We have grieved together at the halls and on ships and online, sharing our devastation as well as our hopes for healing. We have stepped up with memorials and with a fund that is collecting money to assist the families. We will utilize whatever can be learned from the government’s investigation of the sinking.
No amount of good news from 2015 could possibly begin to compensate for the El Faro, but the SIU does have much to be proud of from the past year. We helped secure three major wins on Capitol Hill, starting with a massive show of congressional support for the Jones Act early in the year, and finishing in late 2015 with the renewal of the U.S. Export-Import Bank and a boost to the U.S. Maritime Security Program. To be clear, those accomplishments were made through cooperative efforts involving many organizations and individuals – but we did our part and then some. To put it in football terms, we didn’t get credit for an assisted tackle by jumping onto the pile at the end. We were among those making first contact right at the line of scrimmage.

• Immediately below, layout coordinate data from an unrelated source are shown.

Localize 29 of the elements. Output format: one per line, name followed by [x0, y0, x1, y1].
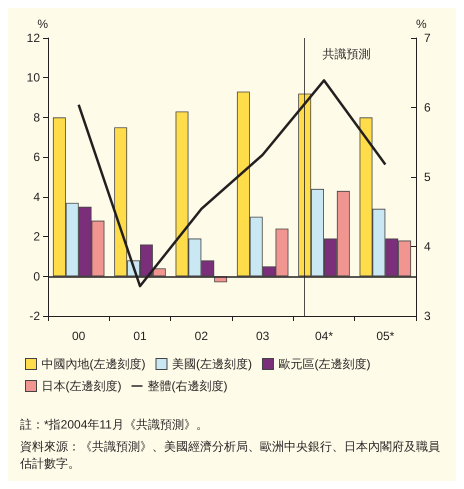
ref-line-label: 共識預測 [322, 47, 371, 61]
y2-tick-label: 7 [424, 31, 431, 45]
x-tick-label: 04* [314, 329, 334, 343]
y-tick-label: 6 [33, 150, 40, 164]
y2-tick-label: 3 [424, 309, 431, 323]
y2-tick-label: 4 [424, 240, 431, 254]
x-tick-label: 01 [133, 329, 147, 343]
x-tick-label: 02 [194, 329, 208, 343]
source-note: 資料來源：《共識預測》、美國經濟分析局、歐洲中央銀行、日本內閣府及職員估計數字。 [19, 440, 440, 470]
y-tick-label: 0 [33, 269, 40, 284]
y-tick-label: 4 [33, 190, 40, 204]
legend-label: 美國(左邊刻度) [172, 357, 252, 371]
y2-tick-label: 5 [424, 170, 431, 184]
x-tick-label: 05* [376, 329, 395, 343]
legend-label: 中國內地(左邊刻度) [42, 357, 146, 371]
x-tick-label: 03 [256, 329, 270, 343]
y2-axis-title: % [416, 17, 427, 31]
y-tick-label: -2 [29, 309, 40, 323]
y-tick-label: 8 [33, 110, 40, 124]
y-tick-label: 10 [26, 70, 40, 85]
x-tick-label: 00 [72, 329, 86, 343]
text: 註：*指2004年11月《共識預測》。 [20, 418, 208, 432]
legend-label: 歐元區(左邊刻度) [278, 357, 370, 371]
legend-label: 日本(左邊刻度) [42, 379, 122, 393]
y-axis-title: % [37, 17, 48, 31]
y-tick-label: 12 [26, 31, 40, 45]
y2-tick-label: 6 [424, 100, 431, 114]
legend-label: 整體(右邊刻度) [147, 379, 228, 393]
y-tick-label: 2 [33, 230, 40, 244]
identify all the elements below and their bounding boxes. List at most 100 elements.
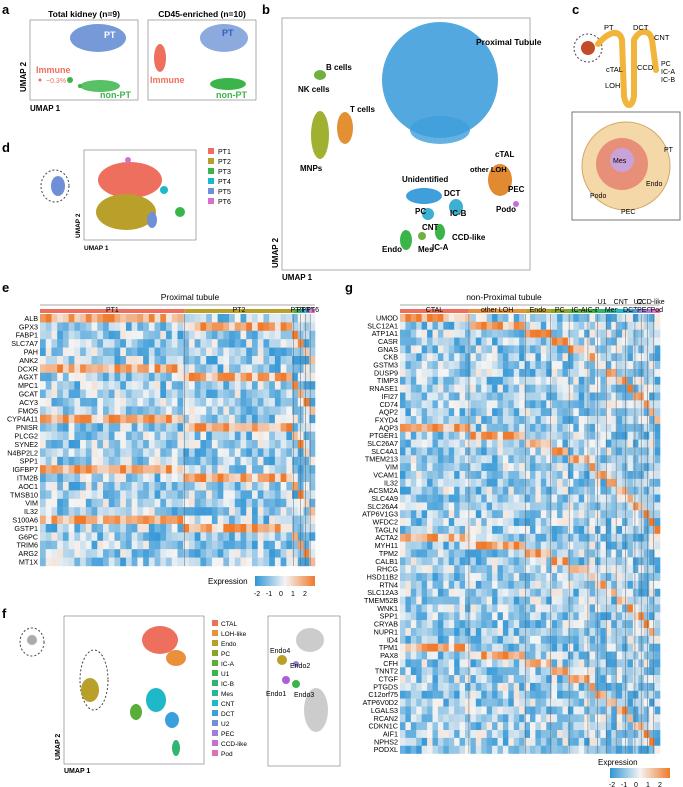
heatmap-cell (405, 565, 412, 574)
heatmap-cell (584, 463, 590, 472)
heatmap-cell (421, 565, 428, 574)
heatmap-cell (497, 471, 504, 480)
heatmap-cell (470, 541, 477, 550)
gene-label: SLC4A9 (371, 494, 398, 503)
heatmap-cell (643, 486, 650, 495)
heatmap-cell (400, 368, 406, 377)
heatmap-cell (85, 490, 92, 499)
heatmap-cell (481, 345, 487, 354)
heatmap-cell (513, 722, 520, 731)
heatmap-cell (497, 314, 504, 323)
heatmap-cell (206, 339, 213, 348)
heatmap-cell (481, 423, 487, 432)
heatmap-cell (578, 714, 585, 723)
heatmap-cell (206, 532, 213, 541)
heatmap-cell (530, 368, 536, 377)
heatmap-cell (91, 322, 98, 331)
label-pec: PEC (621, 209, 635, 216)
heatmap-cell (421, 439, 428, 448)
heatmap-cell (280, 482, 287, 491)
heatmap-cell (454, 643, 460, 652)
heatmap-cell (421, 659, 428, 668)
heatmap-cell (454, 682, 460, 691)
heatmap-cell (131, 498, 138, 508)
heatmap-cell (400, 565, 406, 574)
heatmap-cell (557, 682, 563, 691)
heatmap-cell (627, 384, 634, 393)
heatmap-cell (114, 465, 121, 474)
heatmap-cell (459, 737, 466, 746)
heatmap-cell (217, 398, 224, 407)
heatmap-cell (649, 361, 655, 370)
heatmap-cell (143, 372, 150, 382)
heatmap-cell (108, 465, 115, 474)
heatmap-cell (616, 565, 623, 574)
heatmap-cell (578, 314, 585, 323)
heatmap-cell (535, 337, 542, 346)
heatmap-cell (470, 337, 477, 346)
heatmap-cell (217, 347, 224, 357)
heatmap-cell (459, 384, 466, 393)
heatmap-cell (251, 330, 259, 340)
heatmap-cell (410, 321, 417, 330)
heatmap-cell (410, 439, 417, 448)
heatmap-cell (251, 456, 259, 466)
heatmap-cell (481, 682, 487, 691)
heatmap-cell (524, 431, 531, 440)
heatmap-cell (427, 361, 433, 370)
heatmap-cell (57, 364, 64, 373)
heatmap-cell (611, 730, 617, 739)
heatmap-cell (513, 423, 520, 432)
heatmap-cell (131, 482, 138, 491)
heatmap-cell (45, 356, 52, 365)
heatmap-cell (622, 612, 628, 621)
heatmap-cell (206, 465, 213, 474)
heatmap-cell (405, 471, 412, 480)
heatmap-cell (557, 604, 563, 613)
heatmap-cell (410, 518, 417, 527)
heatmap-cell (80, 482, 87, 491)
heatmap-cell (492, 682, 498, 691)
heatmap-cell (513, 416, 520, 425)
heatmap-cell (600, 628, 607, 637)
heatmap-cell (251, 339, 259, 348)
label-pt: PT (104, 30, 116, 40)
heatmap-cell (465, 557, 471, 566)
heatmap-cell (567, 745, 574, 754)
heatmap-cell (475, 565, 482, 574)
heatmap-cell (627, 745, 634, 754)
heatmap-cell (519, 628, 525, 637)
heatmap-cell (427, 368, 433, 377)
heatmap-cell (448, 745, 455, 754)
heatmap-cell (269, 364, 276, 373)
heatmap-cell (654, 737, 661, 746)
gene-label: PTGER1 (369, 431, 398, 440)
heatmap-cell (416, 368, 422, 377)
heatmap-cell (40, 498, 47, 508)
heatmap-cell (148, 465, 155, 474)
heatmap-cell (309, 414, 316, 424)
heatmap-cell (600, 659, 607, 668)
heatmap-cell (246, 456, 253, 466)
heatmap-cell (654, 628, 661, 637)
heatmap-cell (654, 329, 661, 338)
heatmap-cell (120, 330, 127, 340)
heatmap-cell (632, 667, 639, 676)
heatmap-g-title: non-Proximal tubule (466, 292, 542, 302)
heatmap-cell (443, 596, 450, 605)
group-label: PT4 (297, 307, 310, 314)
heatmap-cell (405, 643, 412, 652)
heatmap-cell (125, 448, 132, 457)
heatmap-cell (622, 471, 628, 480)
heatmap-cell (274, 440, 281, 449)
heatmap-cell (475, 549, 482, 558)
heatmap-cell (508, 384, 515, 393)
heatmap-cell (513, 463, 520, 472)
heatmap-cell (171, 398, 178, 407)
heatmap-cell (475, 329, 482, 338)
heatmap-cell (465, 321, 471, 330)
heatmap-cell (400, 580, 406, 589)
heatmap-cell (562, 431, 569, 440)
heatmap-cell (160, 423, 167, 432)
heatmap-cell (74, 482, 81, 491)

We also negotiated several contracts for Seafarers in different segments of the industry, and without exception those agreements called for wage increases while either maintaining or improving benefits. Our record when it comes to contracts is unsurpassed, and I don’t say that to knock any other unions, maritime or otherwise. This is a credit to our officials, to our contracted operators who respect your work, and to you, the rank-and-file Seafarer. I say it all the time because it’s true: We can’t succeed as a union without being able to point to the outstanding jobs you perform every day.
If you pick up the LOG or read it online with any regularity, you also know that 2015 was a great year for us in terms of new tonnage. Here again, the SIU wouldn’t try to take too much credit for the new-build programs happening across the country, but our work behind the scenes has been an important factor in virtually all of them. And again, your work on the ships and tugs and ferries and everything else we’ve got that floats is also a big part of the equation. Companies don’t invest in new tonnage if they don’t have confidence they can secure qualified, reliable shipboard manpower.
No recap of 2015 for us would be complete without mentioning the huge improvements implemented at our affiliated school in Piney Point, Maryland. I’ve always been proud of the school, but it’s no exaggeration to describe it as a world-class facility. It remains a crucial part of our future, and I’d stack it up against any other maritime training center.
As we sail into the New Year, I thank you for supporting my administration and I look forward to more achievements in 2016.